Si intentaba ayudar a Misk, ¿cuál sería el resultado final de mi actitud? ¿No implicaba someter mi raza al pueblo de Sarm y los Reyes Sacerdotes que lo habían servido, o equivalía en definitiva a proteger a mi raza hasta que ella aprendiera a vivir sola, hasta que hubiese alcanzado la madurez de la humanidad?

—Tu mundo está muriendo —dije a Misk.

—El universo también morirá —replicó Misk.

Tenía las antenas orientadas hacia los fuegos blancos que ardían en la noche negra de Gor.

—Pero finalmente —continuó Misk—, la vida es tan real como la muerte, y habrá un regreso a los ritmos definitivos, y una nueva explosión reorganizará las partículas primitivas, y la rueda girará de nuevo, y un día, después de mucho tiempo, quizá haya otro Nido y otra Tierra y Gor y otro Misk y otro Tarl Cabot que a la luz de la luna hablen de estas cosas tan extrañas.

De pronto, volvió hacia mí los ojos y enroscó las antenas. —Pero digo cosas feas y absurdas —afirmó—. Perdóname, Tarl Cabot.

—Es difícil comprenderte —afirmé.

Vi que un guerrero subía la pendiente de la colina. Aferraba una lanza.

—¿Estás bien? —llamó.

—Sí —contesté.

—Vuelve —gritó—, y yo podré matarlo.

—¡No lo hieras! —exclamé—. Es inofensivo.

Misk enroscó las antenas.

—Te deseo bien, Tarl Cabot —dijo.

—Los asuntos de los Reyes Sacerdotes —dije con expresión más insistente que nunca— no son mis asuntos. Lo miré—. ¡No son mis asuntos!

—Lo sé —dijo Misk, y extendió suavemente hacia mí sus antenas.

Las toqué.

—Te deseo bien, Rey Sacerdote —dije.

Me aparté bruscamente y corriendo descendí la ladera. Me detuve solamente cuando llegué donde estaba el guerrero. Se habían acercado dos o tres hombres más, también armados.
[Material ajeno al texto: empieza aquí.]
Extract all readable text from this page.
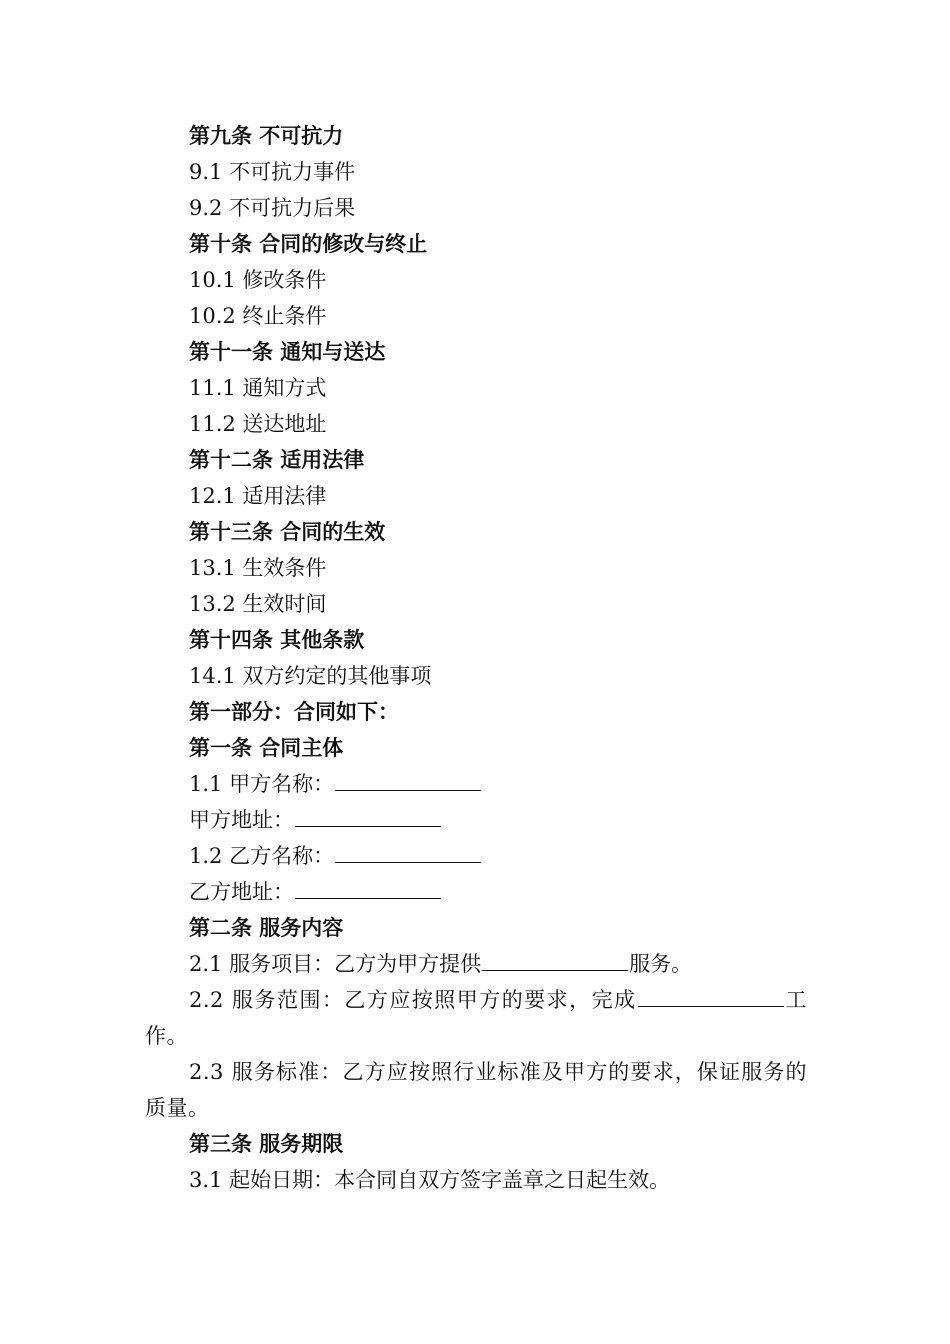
第九条 不可抗力
9.1 不可抗力事件
9.2 不可抗力后果
第十条 合同的修改与终止
10.1 修改条件
10.2 终止条件
第十一条 通知与送达
11.1 通知方式
11.2 送达地址
第十二条 适用法律
12.1 适用法律
第十三条 合同的生效
13.1 生效条件
13.2 生效时间
第十四条 其他条款
14.1 双方约定的其他事项
第一部分：合同如下：
第一条 合同主体
1.1 甲方名称：
甲方地址：
1.2 乙方名称：
乙方地址：
第二条 服务内容
2.1 服务项目：乙方为甲方提供	服务。
2.2 服务范围：乙方应按照甲方的要求，完成	工作。
2.3 服务标准：乙方应按照行业标准及甲方的要求，保证服务的质量。
第三条 服务期限
3.1 起始日期：本合同自双方签字盖章之日起生效。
Y con el grupo se reunió un Iniciado de escasa jerarquía.

Juntos contemplamos la alta figura sobre la colina, perfilada contra la luna, inmóvil, con esa maravillosa inmovilidad de los Reyes Sacerdotes.

—¿Qué es? —preguntó uno de los hombres.

—Parece un insecto gigantesco —afirmó el Iniciado.

Sonreí para mí mismo. —Sí —dije—, parece un insecto gigantesco.

—Que los Reyes Sacerdotes le protejan —dijo un Iniciado.

—Debo atravesarlo con mi lanza —afirmó uno de los hombres.

—Es inofensivo —expliqué.

—Aun así, más vale matarlo —sugirió nerviosamente el Iniciado.

—No.

Alcé el brazo en un gesto de despedida dirigido a Misk, y con gran sorpresa de los hombres que me acompañaban, Misk alzó una pata delantera, y después se volvió y desapareció.

Durante un largo rato estuvimos allí, en la noche ventosa, y contemplamos el peñasco, y las estrellas del cielo, y las lunas blancas.

—Se fue —dijo, al fin, uno de los hombres.

—Sí —confirmé.

—Gracias a los Reyes Sacerdotes —afirmó el Iniciado.

Me reí, y los hombres me miraron como si yo hubiera estado loco.

Hablé al hombre de la lanza. Era también el jefe del pequeño grupo.

—¿Dónde está el Pueblo de las Carretas? —le pregunté.